Carla Brandão 26/06/2016Em Cartas de amor aos mortos, Ava Dellaira apresenta-nos Laurel. Junto com todas as experiências típicas da adolescência, como o início do ensino médio, paqueras e farras com os amigos, a menina precisa lidar com a morte da irmã mais velha. Há pouco menos de um ano, May, a menina linda, descolada, que ela admirava mais que tudo e que a protegia do mundo partiu, deixando Laurel perdida. Diante da morte da filha, a mãe muda-se para outro estado e o pai tornou-se mais fechado. Numa tentativa de se afastar ainda mais do ocorrido, Laurel prefere cursar o ensino médio em outra escola, onde acredita que conseguirá manter-se distante de perguntas sobre sua irmã.
Em uma das primeiras tarefas da nova escola, a professora de inglês pede para que os alunos escrevam uma carta para alguém que já morreu. O primeiro destinatário escolhido por Laurel é Kurt Cobain, ídolo de sua irmã e que também tornou-se seu. A carta, porém, acaba resultando em um intenso desabafo e Laurel não tem coragem de entregá-la. A partir daí, a menina passa meses escrevendo cartas em seu caderno para outras personalidades já falecidas, como uma espécie de diário. A amizade com Natalie e Hannah, a paixão por Sky, a saudade que sente da mãe, sua relação com o pai... Tudo é descrito por ela nas cartas.
Laurel não foi uma protagonista que me cativou. Ela passou a vida colocando a irmã mais velha em um pedestal, como um ideal a ser alcançado. Quando May morre, Laurel não sabe bem quem ela mesma é. Muitos de seus ídolos são os de sua irmã e até as roupas de May ela veste. O mesmo comportamento se repete quando ela faz amizades na nova escola: se os amigos fumam, ela fuma; se os amigos bebem, ela bebe.
As cartas foram outra coisa que me decepcionaram um pouco no início da leitura, mas que fizeram sentido depois de ler o livro todo. Eu imaginava as cartas mais direcionadas aos destinatários e não como descrições da rotina de Laurel. Conforme fui lendo, porém, percebi como elas tiveram uma função no processo de luto da menina. Com a família desestruturada e amigos que não sabem de sua história, é nas cartas que Laurel consegue falar abertamente sobre o que está sentindo. A partir daí, ela vai pouco a pouco amadurecendo, aprendendo a lidar com seus sentimentos e medos e a aceitar tudo o que aconteceu no passado.
A escolha dos destinatários das cartas não foi aleatória. Quando começa a ser possível para Laurel escrever claramente sobre as circunstâncias da morte de May, o diálogo com as personalidades passa a ser muito intenso.
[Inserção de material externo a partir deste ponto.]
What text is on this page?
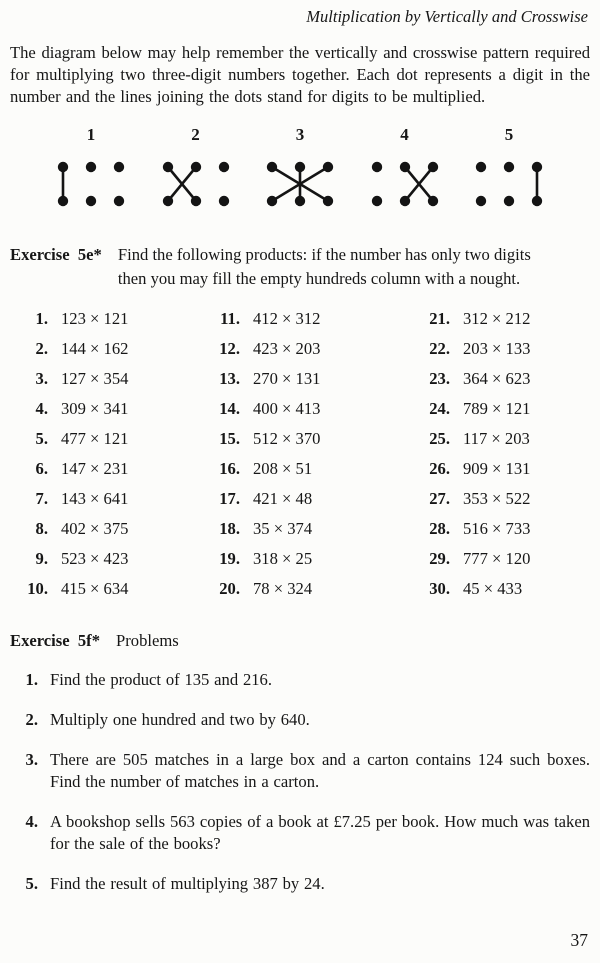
Multiplication by Vertically and Crosswise

The diagram below may help remember the vertically and crosswise pattern required for multiplying two three-digit numbers together. Each dot represents a digit in the number and the lines joining the dots stand for digits to be multiplied.

1	2	3	4	5
Exercise  5e* Find the following products: if the number has only two digits
then you may fill the empty hundreds column with a nought.
1. 123 × 121
2. 144 × 162
3. 127 × 354
4. 309 × 341
5. 477 × 121
6. 147 × 231
7. 143 × 641
8. 402 × 375
9. 523 × 423
10. 415 × 634
11. 412 × 312
12. 423 × 203
13. 270 × 131
14. 400 × 413
15. 512 × 370
16. 208 × 51
17. 421 × 48
18. 35 × 374
19. 318 × 25
20. 78 × 324
21. 312 × 212
22. 203 × 133
23. 364 × 623
24. 789 × 121
25. 117 × 203
26. 909 × 131
27. 353 × 522
28. 516 × 733
29. 777 × 120
30. 45 × 433
Exercise  5f* Problems
1. Find the product of 135 and 216.
2. Multiply one hundred and two by 640.
3. There are 505 matches in a large box and a carton contains 124 such boxes. Find the number of matches in a carton.
4. A bookshop sells 563 copies of a book at £7.25 per book. How much was taken for the sale of the books?
5. Find the result of multiplying 387 by 24.
37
Cada uma delas se relaciona de alguma maneira com o que ela estava sentindo e passando. Quando escreve para eles a respeito de suas mortes, é como se quisesse dizer tudo aquilo para sua irmã.
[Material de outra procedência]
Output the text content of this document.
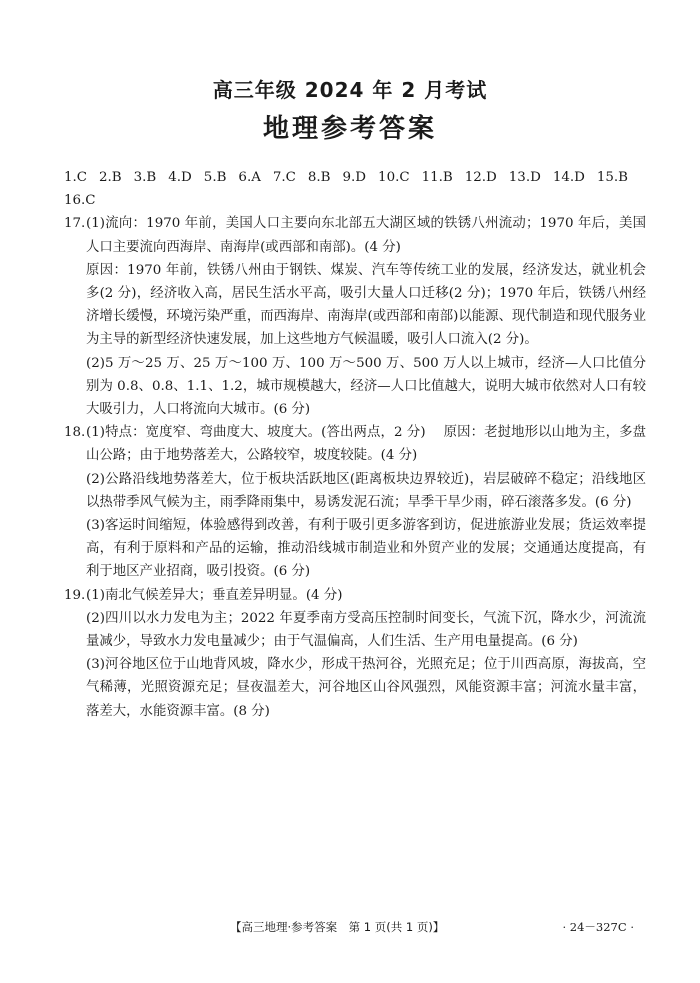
高三年级 2024 年 2 月考试
地理参考答案
1.C 2.B 3.B 4.D 5.B 6.A 7.C 8.B 9.D 10.C 11.B 12.D 13.D 14.D 15.B
16.C
17. (1)流向：1970 年前，美国人口主要向东北部五大湖区域的铁锈八州流动；1970 年后，美国人口主要流向西海岸、南海岸(或西部和南部)。(4 分)

原因：1970 年前，铁锈八州由于钢铁、煤炭、汽车等传统工业的发展，经济发达，就业机会多(2 分)，经济收入高，居民生活水平高，吸引大量人口迁移(2 分)；1970 年后，铁锈八州经济增长缓慢，环境污染严重，而西海岸、南海岸(或西部和南部)以能源、现代制造和现代服务业为主导的新型经济快速发展，加上这些地方气候温暖，吸引人口流入(2 分)。

(2)5 万～25 万、25 万～100 万、100 万～500 万、500 万人以上城市，经济—人口比值分别为 0.8、0.8、1.1、1.2，城市规模越大，经济—人口比值越大，说明大城市依然对人口有较大吸引力，人口将流向大城市。(6 分)

18. (1)特点：宽度窄、弯曲度大、坡度大。(答出两点，2 分)　 原因：老挝地形以山地为主，多盘山公路；由于地势落差大，公路较窄，坡度较陡。(4 分)

(2)公路沿线地势落差大，位于板块活跃地区(距离板块边界较近)，岩层破碎不稳定；沿线地区以热带季风气候为主，雨季降雨集中，易诱发泥石流；旱季干旱少雨，碎石滚落多发。(6 分)

(3)客运时间缩短，体验感得到改善，有利于吸引更多游客到访，促进旅游业发展；货运效率提高，有利于原料和产品的运输，推动沿线城市制造业和外贸产业的发展；交通通达度提高，有利于地区产业招商，吸引投资。(6 分)

19. (1)南北气候差异大；垂直差异明显。(4 分)

(2)四川以水力发电为主；2022 年夏季南方受高压控制时间变长，气流下沉，降水少，河流流量减少，导致水力发电量减少；由于气温偏高，人们生活、生产用电量提高。(6 分)

(3)河谷地区位于山地背风坡，降水少，形成干热河谷，光照充足；位于川西高原，海拔高，空气稀薄，光照资源充足；昼夜温差大，河谷地区山谷风强烈，风能资源丰富；河流水量丰富，落差大，水能资源丰富。(8 分)

【高三地理·参考答案　第 1 页(共 1 页)】	· 24－327C ·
Perder alguém com quem se tem uma relação tão forte é uma das experiências mais difíceis. Da dor sem tamanho até o momento da aceitação, cada um percorre um caminho diferente. Quando quem você é se confunde com a pessoa que morreu, esse caminho pode ser ainda mais longo. Laurel inicialmente escolheu percorrer seu caminho em silêncio, mas descobriu que dores compartilhadas - com os vivos ou com os mortos - tornam-se bem mais suportáveis.